Senate Republicans have a two-vote margin of error to get this bill passed, and Rand Paul and Susan Collins can’t be counted on for support. John McCain appears to be on board after shooting down the last attempt to get a bill through. Lisa Murkowski has yet to declare either way. She ran for re-election in 2016 on a promise to repeal ObamaCare, but let down her Alaskan constituents this past summer when she changed her “yes” to a “no” at the last minute.

Things will get interesting next week as the deadline for passage approaches. The Congressional Budget Office assessment of the bill will be announced, for what that’s worth. The CBO has already stated that its score will not include estimates on the bill’s impact on premiums and the deficit. This makes some wonder: If CBO can’t provide that information, then why bother doing a score at all? Well, the score is better for Democrats to use as a bludgeon on the GOP.

Indeed, while Democrats publicly balked at hearing this news — as if they were going to honestly consider voting for the bill — in reality they just want numbers to wave in front of the media in order to have a tangible excuse for their “no” votes. Now they will just have to stick their fingers in their ears and mumble incoherently during the floor debate.

There are a lot of hurdles before Graham-Cassidy will see the light of day. And should it pass the Senate, it will face an even tougher time in the House.
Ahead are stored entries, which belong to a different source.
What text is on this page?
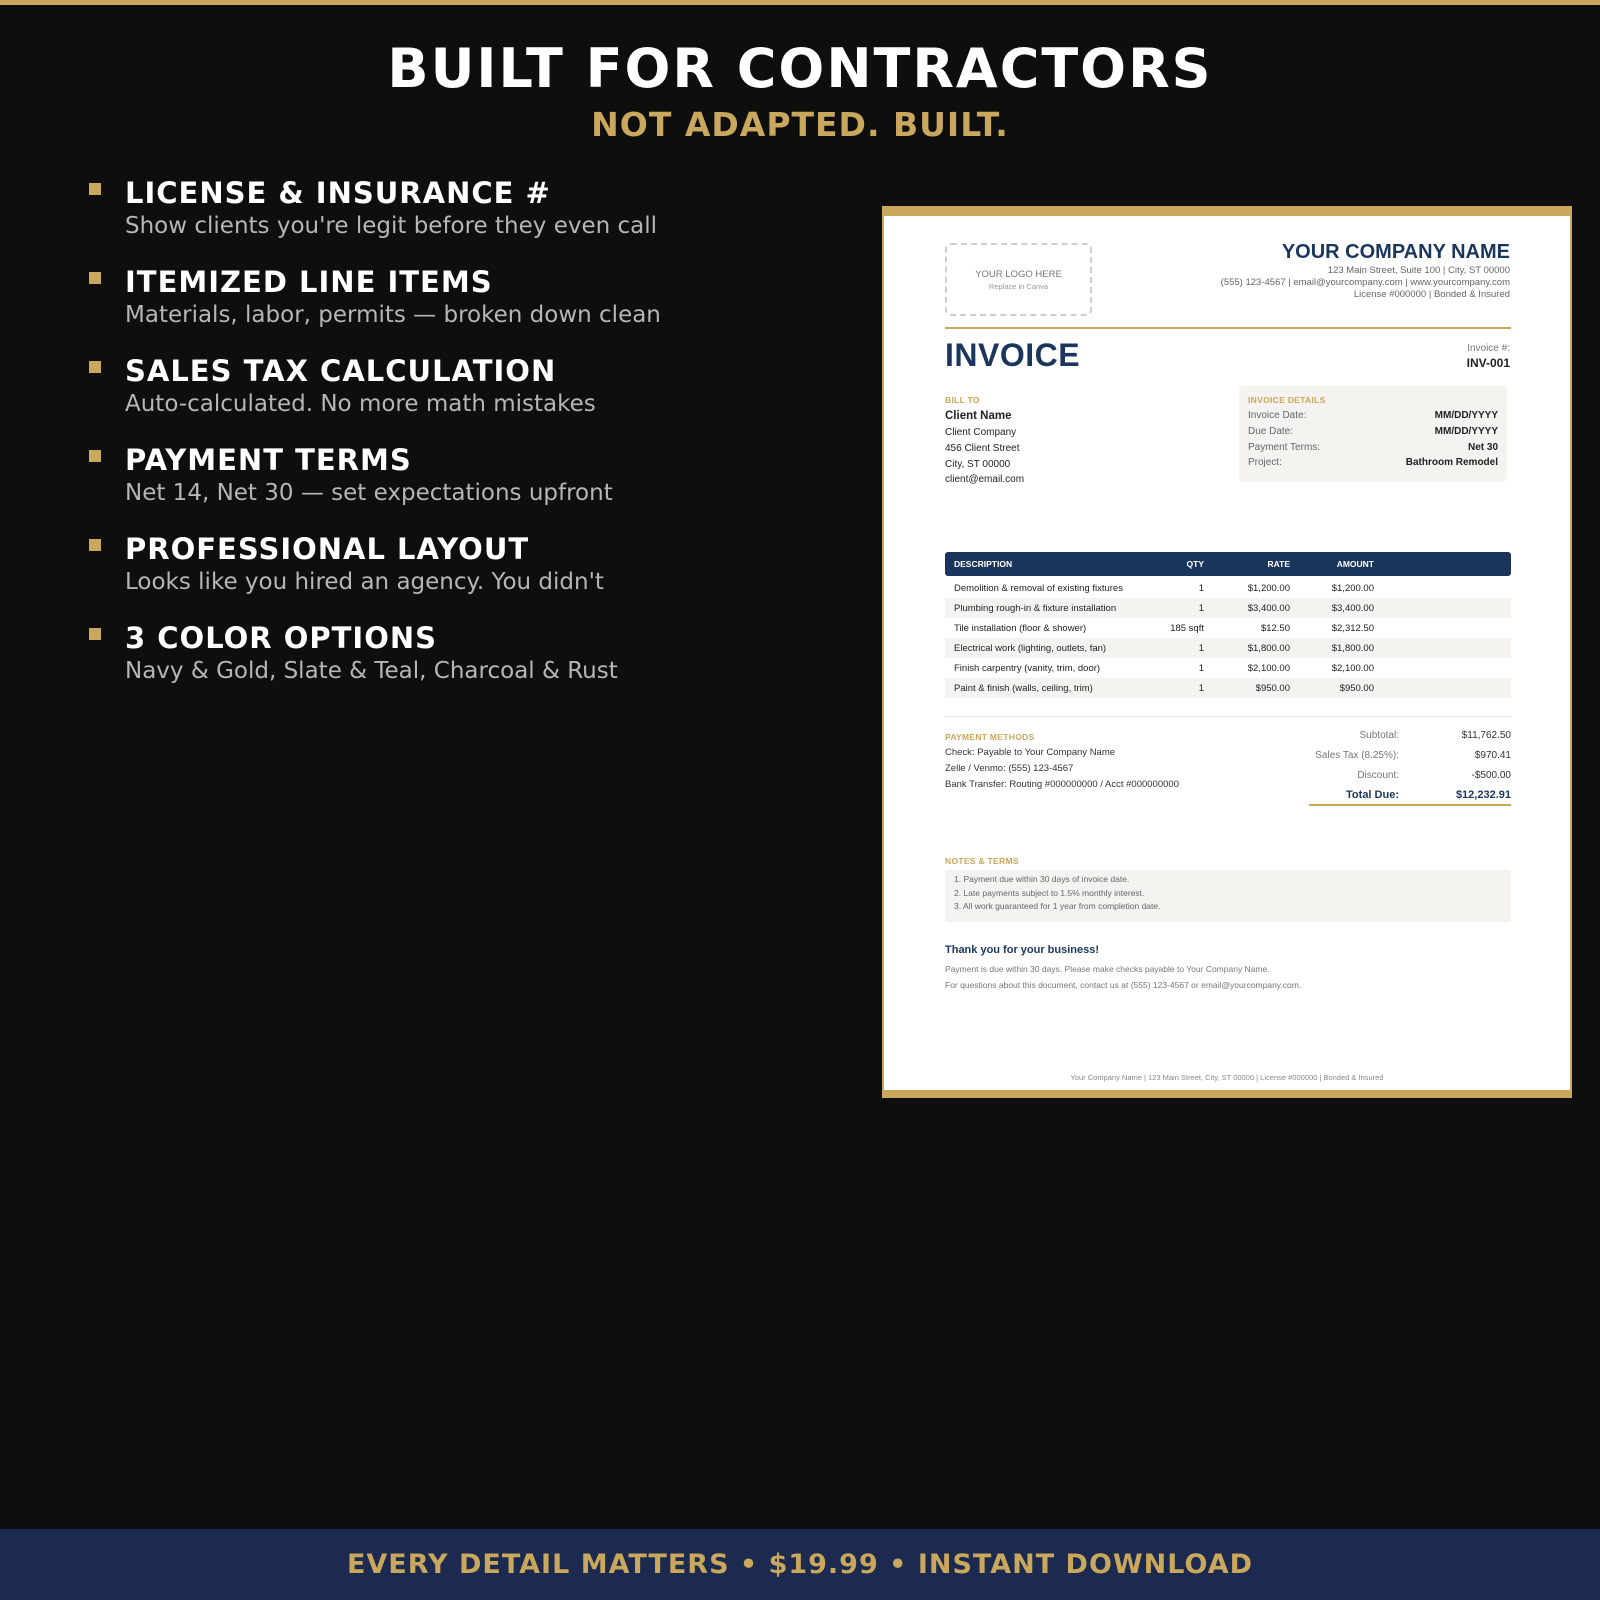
BUILT FOR CONTRACTORS
NOT ADAPTED. BUILT.
LICENSE & INSURANCE #
Show clients you're legit before they even call
ITEMIZED LINE ITEMS
Materials, labor, permits — broken down clean
SALES TAX CALCULATION
Auto-calculated. No more math mistakes
PAYMENT TERMS
Net 14, Net 30 — set expectations upfront
PROFESSIONAL LAYOUT
Looks like you hired an agency. You didn't
3 COLOR OPTIONS
Navy & Gold, Slate & Teal, Charcoal & Rust
YOUR LOGO HERE
Replace in Canva
YOUR COMPANY NAME
123 Main Street, Suite 100 | City, ST 00000
(555) 123-4567 | email@yourcompany.com | www.yourcompany.com
License #000000 | Bonded & Insured
INVOICE	Invoice #:
INV-001
BILL TO
Client Name
Client Company
456 Client Street
City, ST 00000
client@email.com
INVOICE DETAILS
Invoice Date:	MM/DD/YYYY
Due Date:	MM/DD/YYYY
Payment Terms:	Net 30
Project:	Bathroom Remodel
DESCRIPTION	QTY	RATE	AMOUNT
Demolition & removal of existing fixtures	1	$1,200.00	$1,200.00
Plumbing rough-in & fixture installation	1	$3,400.00	$3,400.00
Tile installation (floor & shower)	185 sqft	$12.50	$2,312.50
Electrical work (lighting, outlets, fan)	1	$1,800.00	$1,800.00
Finish carpentry (vanity, trim, door)	1	$2,100.00	$2,100.00
Paint & finish (walls, ceiling, trim)	1	$950.00	$950.00
PAYMENT METHODS
Check: Payable to Your Company Name
Zelle / Venmo: (555) 123-4567
Bank Transfer: Routing #000000000 / Acct #000000000
Subtotal:	$11,762.50
Sales Tax (8.25%):	$970.41
Discount:	-$500.00
Total Due:	$12,232.91
NOTES & TERMS
1. Payment due within 30 days of invoice date.
2. Late payments subject to 1.5% monthly interest.
3. All work guaranteed for 1 year from completion date.
Thank you for your business!
Payment is due within 30 days. Please make checks payable to Your Company Name.
For questions about this document, contact us at (555) 123-4567 or email@yourcompany.com.
Your Company Name | 123 Main Street, City, ST 00000 | License #000000 | Bonded & Insured
EVERY DETAIL MATTERS • $19.99 • INSTANT DOWNLOAD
For the bill to have any chance of reaching President Donald Trump’s desk, it will have to sail through the House without any changes. This is highly unlikely. The House’s ObamaCare repeal bill is quite different from Graham-Cassidy. And it barely squeaked by with a 217-213 vote. Any blue-state representatives will have a tough time supporting a bill that will cost their states billions of dollars in subsidies. Rep. Peter King of New York is one such congressman who can’t be counted on to pull in for the big win.

Funny how all these Republicans were so loud and proud about their opposition to ObamaCare when they didn’t have the power to do anything about it. Where did they all go?